Officials at the Massachusetts Bay Transportation Authority are planning for fare revenue to reach no more than 38 percent of pre-pandemic levels by June, after previously pegging that number at 60 percent. Depending on the virus’s impact on travel patterns and work-from-home policies, the figure could be as low as 24 percent, according to a new model used by the state.
The prediction may come as a surprise after fare collections in recent months surpassed the MBTA’s projections, which were conservative. But the forecast for 2021 was rosier, with projections that ridership would begin returning to something closer to normal.
Officials now say that’s unlikely, a finding that could deepen a financial deficit looming next summer that has already prompted the MBTA to consider a hefty package of service cuts that would affect every mode of transportation.
Those cuts were the subject of several public comments, including from politicians in Greater Boston, at a meeting Monday of the MBTA’s oversight board.
“I struggle to understand how an equitable and just economic recovery can proceed with mass transit on the sidelines," said Somerville Mayor Joseph Curtatone.
The MBTA will finalize plans for the service cuts, totaling up to $150 million, before the end of the year, and they would take effect in the spring and summer. The idea is to limit reductions on routes that have been deemed essential — a category that includes all four subway lines and about two-thirds of bus service — and emphasize service for riders who rely the most on public transit. While even essential services could face significant reductions, other parts of the system that have seen riders return more slowly, such as much of the commuter rail, would face more severe cuts.
The challenges to this approach were also on display at Monday’s meeting: Several riders on the Hull and Hingham ferries, which officials have indicated may be eliminated altogether, urged the MBTA to keep the service running.
“I’ve been hearing from so many people who really find the ferry service [to be] not just something they like to use and part of why they moved to the South Shore, but really an essential service for their everyday lives,” said Jason McCann, a Hull resident who has launched a campaign to protect the ferry service.
Boston Mayor Martin J. Walsh asked the MBTA’s board to join other transit agencies in lobbying for more federal money. The T has already done so, calling on Congress to approve a $32 billion transit fund in a coronavirus rescue bill. Transit leaders across the country say the legislation would stave off severe cuts, but it has been tied up in negotiations between House Democrats and the Trump administration.
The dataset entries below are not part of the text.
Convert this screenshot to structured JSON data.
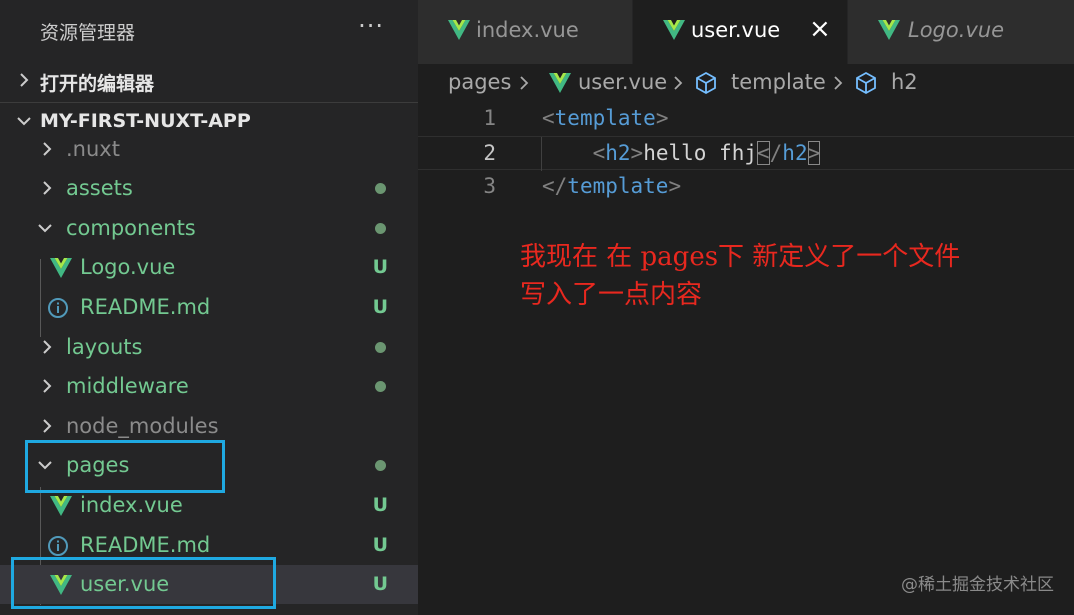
{
  "sidebar": {
    "title": "资源管理器",
    "more": "···",
    "open_editors": "打开的编辑器",
    "project": "MY-FIRST-NUXT-APP",
    "items": [
      {
        "name": ".nuxt",
        "type": "folder-muted",
        "status": ""
      },
      {
        "name": "assets",
        "type": "folder",
        "status": "dot"
      },
      {
        "name": "components",
        "type": "folder-open",
        "status": "dot"
      },
      {
        "name": "Logo.vue",
        "type": "vue",
        "status": "U"
      },
      {
        "name": "README.md",
        "type": "info",
        "status": "U"
      },
      {
        "name": "layouts",
        "type": "folder",
        "status": "dot"
      },
      {
        "name": "middleware",
        "type": "folder",
        "status": "dot"
      },
      {
        "name": "node_modules",
        "type": "folder-muted",
        "status": ""
      },
      {
        "name": "pages",
        "type": "folder-open",
        "status": "dot"
      },
      {
        "name": "index.vue",
        "type": "vue",
        "status": "U"
      },
      {
        "name": "README.md",
        "type": "info",
        "status": "U"
      },
      {
        "name": "user.vue",
        "type": "vue",
        "status": "U"
      }
    ]
  },
  "tabs": [
    {
      "label": "index.vue",
      "active": false
    },
    {
      "label": "user.vue",
      "active": true,
      "close": "×"
    },
    {
      "label": "Logo.vue",
      "active": false
    }
  ],
  "breadcrumb": {
    "root": "pages",
    "file": "user.vue",
    "sym1": "template",
    "sym2": "h2"
  },
  "code": {
    "lines": [
      {
        "num": "1",
        "open": "<",
        "tag": "template",
        "close": ">"
      },
      {
        "num": "2",
        "indent": "    ",
        "tag_open": "h2",
        "text": "hello fhj",
        "tag_close": "h2"
      },
      {
        "num": "3",
        "open": "</",
        "tag": "template",
        "close": ">"
      }
    ]
  },
  "annotation": {
    "line1": "我现在 在 pages下 新定义了一个文件",
    "line2": "写入了一点内容"
  },
  "watermark": "@稀土掘金技术社区",
  "colors": {
    "vue_green": "#41b883",
    "highlight": "#1fa9e1",
    "annotation": "#e8281f"
  }
}
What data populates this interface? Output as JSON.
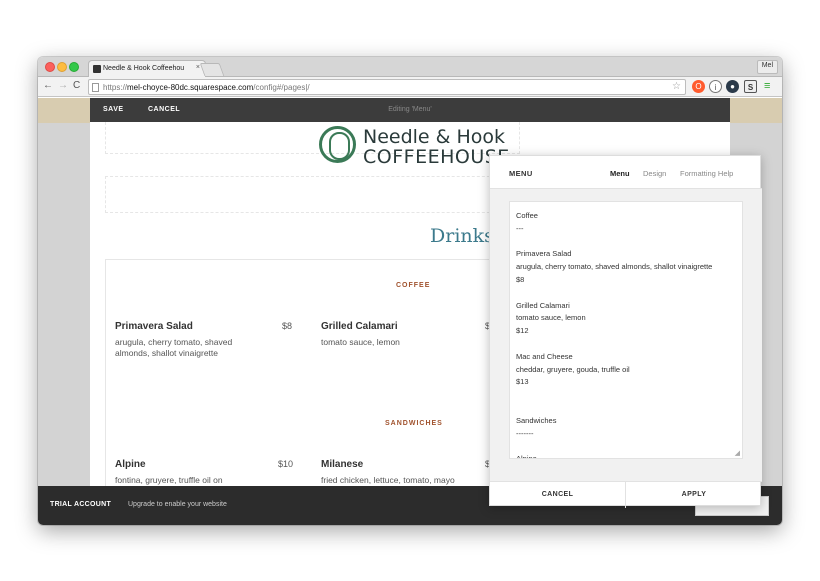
{
  "browser": {
    "tab_title": "Needle & Hook Coffeehou",
    "tab_close": "×",
    "profile": "Mel",
    "url_scheme": "https://",
    "url_host": "mel-choyce-80dc.squarespace.com",
    "url_path": "/config#/pages|/"
  },
  "editor_bar": {
    "save_label": "SAVE",
    "cancel_label": "CANCEL",
    "status": "Editing 'Menu'"
  },
  "site": {
    "logo_line1": "Needle & Hook",
    "logo_line2": "COFFEEHOUSE",
    "page_heading": "Drinks",
    "sections": [
      {
        "label": "COFFEE",
        "items": [
          {
            "name": "Primavera Salad",
            "price": "$8",
            "desc": "arugula, cherry tomato, shaved almonds, shallot vinaigrette"
          },
          {
            "name": "Grilled Calamari",
            "price": "$",
            "desc": "tomato sauce, lemon"
          }
        ]
      },
      {
        "label": "SANDWICHES",
        "items": [
          {
            "name": "Alpine",
            "price": "$10",
            "desc": "fontina, gruyere, truffle oil on"
          },
          {
            "name": "Milanese",
            "price": "$",
            "desc": "fried chicken, lettuce, tomato, mayo"
          }
        ]
      }
    ]
  },
  "trial": {
    "title": "TRIAL ACCOUNT",
    "message": "Upgrade to enable your website"
  },
  "panel": {
    "title": "MENU",
    "tabs": [
      "Menu",
      "Design",
      "Formatting Help"
    ],
    "lines": [
      "Coffee",
      "---",
      "",
      "Primavera Salad",
      "arugula, cherry tomato, shaved almonds, shallot vinaigrette",
      "$8",
      "",
      "Grilled Calamari",
      "tomato sauce, lemon",
      "$12",
      "",
      "Mac and Cheese",
      "cheddar, gruyere, gouda, truffle oil",
      "$13",
      "",
      "",
      "Sandwiches",
      "-------",
      "",
      "Alpine"
    ],
    "cancel_label": "CANCEL",
    "apply_label": "APPLY"
  },
  "colors": {
    "accent_teal": "#3c7a8c",
    "section_brown": "#a0522d",
    "logo_green": "#3b7a57",
    "dark_bar": "#3c3c3c"
  }
}
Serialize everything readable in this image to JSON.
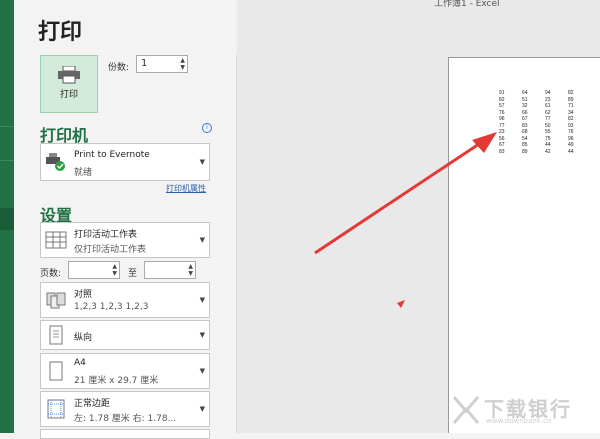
{
  "window": {
    "title": "工作簿1 - Excel"
  },
  "print": {
    "heading": "打印",
    "button_label": "打印",
    "copies_label": "份数:",
    "copies_value": "1"
  },
  "printer": {
    "heading": "打印机",
    "name": "Print to Evernote",
    "status": "就绪",
    "properties_link": "打印机属性"
  },
  "settings": {
    "heading": "设置",
    "scope": {
      "title": "打印活动工作表",
      "subtitle": "仅打印活动工作表"
    },
    "pages_label": "页数:",
    "pages_to": "至",
    "collate": {
      "title": "对照",
      "subtitle": "1,2,3    1,2,3    1,2,3"
    },
    "orientation": {
      "title": "纵向"
    },
    "paper": {
      "title": "A4",
      "subtitle": "21 厘米 x 29.7 厘米"
    },
    "margins": {
      "title": "正常边距",
      "subtitle": "左: 1.78 厘米    右: 1.78..."
    }
  },
  "preview": {
    "cells": [
      [
        "91",
        "64",
        "94",
        "82"
      ],
      [
        "82",
        "51",
        "23",
        "89"
      ],
      [
        "57",
        "32",
        "61",
        "71"
      ],
      [
        "76",
        "66",
        "62",
        "34"
      ],
      [
        "96",
        "67",
        "77",
        "82"
      ],
      [
        "77",
        "83",
        "50",
        "93"
      ],
      [
        "23",
        "68",
        "55",
        "76"
      ],
      [
        "56",
        "54",
        "75",
        "96"
      ],
      [
        "67",
        "85",
        "44",
        "49"
      ],
      [
        "83",
        "89",
        "42",
        "44"
      ]
    ]
  },
  "watermark": {
    "text": "下载银行",
    "url": "www.downbank.cn"
  },
  "colors": {
    "accent": "#217346",
    "arrow": "#e53935"
  }
}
Others are pressing for a more local solution to the problem. In a letter to the MBTA’s board, the Metropolitan Area Planning Council said agency officials “must call on the Legislature for more revenue to avoid service cuts.” And 30 transportation, environmental, labor, business, and other interest groups signed another letter, one saying that the MBTA should not finalize service cuts until the current legislative session has ended.
State lawmakers once seemed likely to raise new transportation revenue, in part by increasing the gasoline tax, but the Senate backed off of those plans as the economy was hindered by the virus. Governor Charlie Baker last week revisited the idea of increasing fees on Uber and Lyft to raise additional money for the MBTA, although that may yield limited short-term returns with ride-hail trips down considerably during the pandemic.
Ridership at the MBTA rebounded better than expected this summer, as it exceeded previous fare projections in July and August. Those findings encouraged the MBTA to boost the projections for the rest of 2020, with expectations that the T would collect more than 20 percent of pre-pandemic fare revenue each month this fall, compared to earlier forecasts of 10 percent.
But with many white-collar workers now expected to work at home into spring or summer, officials are preparing for a far slower recovery than they had projected for the first half of 2021.
Service cuts are only one way the MBTA plans to address its budget deficit. It’s also relying on measures that would allow it to shift as much as $500 million meant for long-term projects to daily operations. The T has also identified up to $75 million in savings aside from service cuts that could help solve the issue, ranging from larger-scale moves such as refinancing debt to smaller initiatives like ordering fewer plastic CharlieCards to better match ridership.